I need help for this question asap thanx
1. z = (x - mean)/SD
Find table in the back of your statistics text labeled something like "areas under normal distribution" to find the proportions related to the Z scores.
Reverse the process for the last two questions.
To answer these questions, we will use the information provided regarding the mean, standard deviation, and the assumption that the distance travelled follows a normal distribution.
1.
a) To estimate the percentage of staff who travel less than 80 miles in a week, we need to calculate the z-score and then find the corresponding area under the normal curve. The z-score is calculated by subtracting the mean from the given value and dividing by the standard deviation:
z = (x - μ) / σ
In this case, x = 80, μ = 200, and σ = 48. Plugging in these values, we get:
z = (80 - 200) / 48 = -2.5
Now, we need to find the percentage of the area under the normal curve corresponding to a z-score of -2.5. Using a standard normal distribution table or a calculator, we find that the area to the left of -2.5 is approximately 0.0062. This means that about 0.62% of the staff travel less than 80 miles in a week.
b) To estimate the percentage of staff who travel more than 250 miles in a week, we follow a similar process. The z-score is calculated as:
z = (x - μ) / σ
In this case, x = 250, μ = 200, and σ = 48. Plugging in these values, we get:
z = (250 - 200) / 48 = 1.04
Using a standard normal distribution table or a calculator, we find that the area to the right of 1.04 is approximately 0.1492. This means that about 14.92% of the staff travel more than 250 miles in a week.
c) To estimate the percentage of staff who travel between 100 and 300 miles in a week, we need to find the area under the normal curve between two z-scores.
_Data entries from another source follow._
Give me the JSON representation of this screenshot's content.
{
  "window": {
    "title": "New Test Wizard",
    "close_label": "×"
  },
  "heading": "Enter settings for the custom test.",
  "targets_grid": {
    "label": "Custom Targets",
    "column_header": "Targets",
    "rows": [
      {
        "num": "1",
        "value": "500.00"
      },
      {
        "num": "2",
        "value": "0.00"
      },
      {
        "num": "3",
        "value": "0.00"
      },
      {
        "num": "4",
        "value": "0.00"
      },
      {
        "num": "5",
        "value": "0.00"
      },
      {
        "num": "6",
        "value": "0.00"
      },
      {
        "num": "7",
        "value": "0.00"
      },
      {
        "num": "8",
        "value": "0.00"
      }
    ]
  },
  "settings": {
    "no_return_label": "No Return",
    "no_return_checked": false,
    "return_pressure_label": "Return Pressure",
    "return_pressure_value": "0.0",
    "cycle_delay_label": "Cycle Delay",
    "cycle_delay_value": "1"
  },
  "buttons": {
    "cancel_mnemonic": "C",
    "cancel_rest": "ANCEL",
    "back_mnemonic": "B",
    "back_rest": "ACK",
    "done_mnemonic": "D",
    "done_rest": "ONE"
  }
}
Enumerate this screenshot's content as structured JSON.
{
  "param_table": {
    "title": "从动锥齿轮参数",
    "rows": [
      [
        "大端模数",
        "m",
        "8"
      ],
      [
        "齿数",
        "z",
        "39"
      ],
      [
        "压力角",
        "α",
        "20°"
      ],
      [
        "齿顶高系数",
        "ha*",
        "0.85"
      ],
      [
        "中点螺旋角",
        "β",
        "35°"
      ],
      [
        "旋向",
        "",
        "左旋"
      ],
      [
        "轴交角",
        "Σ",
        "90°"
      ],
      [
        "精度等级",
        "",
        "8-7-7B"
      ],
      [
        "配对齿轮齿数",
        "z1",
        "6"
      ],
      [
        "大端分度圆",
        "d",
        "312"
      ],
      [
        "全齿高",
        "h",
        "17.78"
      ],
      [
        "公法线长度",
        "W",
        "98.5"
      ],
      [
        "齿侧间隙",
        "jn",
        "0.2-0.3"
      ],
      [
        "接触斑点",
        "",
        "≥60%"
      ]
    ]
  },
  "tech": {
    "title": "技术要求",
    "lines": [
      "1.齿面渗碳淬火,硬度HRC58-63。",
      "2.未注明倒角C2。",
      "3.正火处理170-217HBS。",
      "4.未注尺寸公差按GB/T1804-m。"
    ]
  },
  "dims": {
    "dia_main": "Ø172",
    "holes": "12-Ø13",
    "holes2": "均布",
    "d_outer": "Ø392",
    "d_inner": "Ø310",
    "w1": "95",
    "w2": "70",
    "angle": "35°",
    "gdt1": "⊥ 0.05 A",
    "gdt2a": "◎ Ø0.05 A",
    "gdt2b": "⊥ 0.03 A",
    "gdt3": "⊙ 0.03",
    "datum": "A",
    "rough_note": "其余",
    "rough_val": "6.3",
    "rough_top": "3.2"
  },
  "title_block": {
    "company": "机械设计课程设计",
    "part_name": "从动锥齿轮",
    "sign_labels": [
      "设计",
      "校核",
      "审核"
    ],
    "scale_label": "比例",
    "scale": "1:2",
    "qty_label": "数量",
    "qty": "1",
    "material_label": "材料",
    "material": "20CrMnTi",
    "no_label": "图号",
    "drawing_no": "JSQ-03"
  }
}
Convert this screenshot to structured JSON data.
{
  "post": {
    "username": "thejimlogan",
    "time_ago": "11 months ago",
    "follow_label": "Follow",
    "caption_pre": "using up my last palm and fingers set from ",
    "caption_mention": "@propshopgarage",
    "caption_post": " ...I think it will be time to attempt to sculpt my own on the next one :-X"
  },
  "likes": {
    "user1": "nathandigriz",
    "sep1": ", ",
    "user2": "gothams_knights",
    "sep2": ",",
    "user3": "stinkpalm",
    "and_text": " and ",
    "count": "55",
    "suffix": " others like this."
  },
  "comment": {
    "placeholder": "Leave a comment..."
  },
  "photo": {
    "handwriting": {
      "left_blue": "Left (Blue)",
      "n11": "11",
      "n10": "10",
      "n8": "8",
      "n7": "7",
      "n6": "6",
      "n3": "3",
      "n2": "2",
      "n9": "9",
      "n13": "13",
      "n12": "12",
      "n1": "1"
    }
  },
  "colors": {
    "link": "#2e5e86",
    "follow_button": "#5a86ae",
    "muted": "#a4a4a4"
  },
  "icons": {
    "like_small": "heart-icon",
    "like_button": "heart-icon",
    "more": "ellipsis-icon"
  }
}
We can calculate the z-scores as follows:
z1 = (x1 - μ) / σ = (100 - 200) / 48 = -2.08
z2 = (x2 - μ) / σ = (300 - 200) / 48 = 2.08
Using a standard normal distribution table or a calculator, we find that the area between -2.08 and 2.08 is approximately 0.9798. This means that about 97.98% of the staff travel between 100 and 300 miles in a week.
2.
To find the maximum miles per week that a member of staff could travel before reaching the reduced mileage rate that affects approximately 20% of the sales staff, we need to find the z-score corresponding to the desired percentage. In this case, the desired percentage is 80%, which corresponds to an area of 0.8 under the normal curve.
Using a standard normal distribution table or a calculator, we find that the z-score corresponding to an area of 0.8 is approximately 0.8416. We can then use the z-score formula to find the maximum miles per week (x) as follows:
0.8416 = (x - μ) / σ
Substituting the given values, μ = 200 and σ = 48, we can solve for x:
0.8416 = (x - 200) / 48
x - 200 = 48 * 0.8416
x = 200 + (48 * 0.8416)
x ≈ 239.2
Therefore, a member of staff could travel up to approximately 239.2 miles per week before reaching the reduced mileage rate.
3)
"80% of sales staff travel between ____ and ______ miles each week".
From the previous answer, we know that a member of staff could travel up to approximately 239.2 miles per week before reaching the reduced mileage rate. Therefore, we can complete the sentence as follows:
"80% of sales staff travel between 0 and 239.2 miles each week."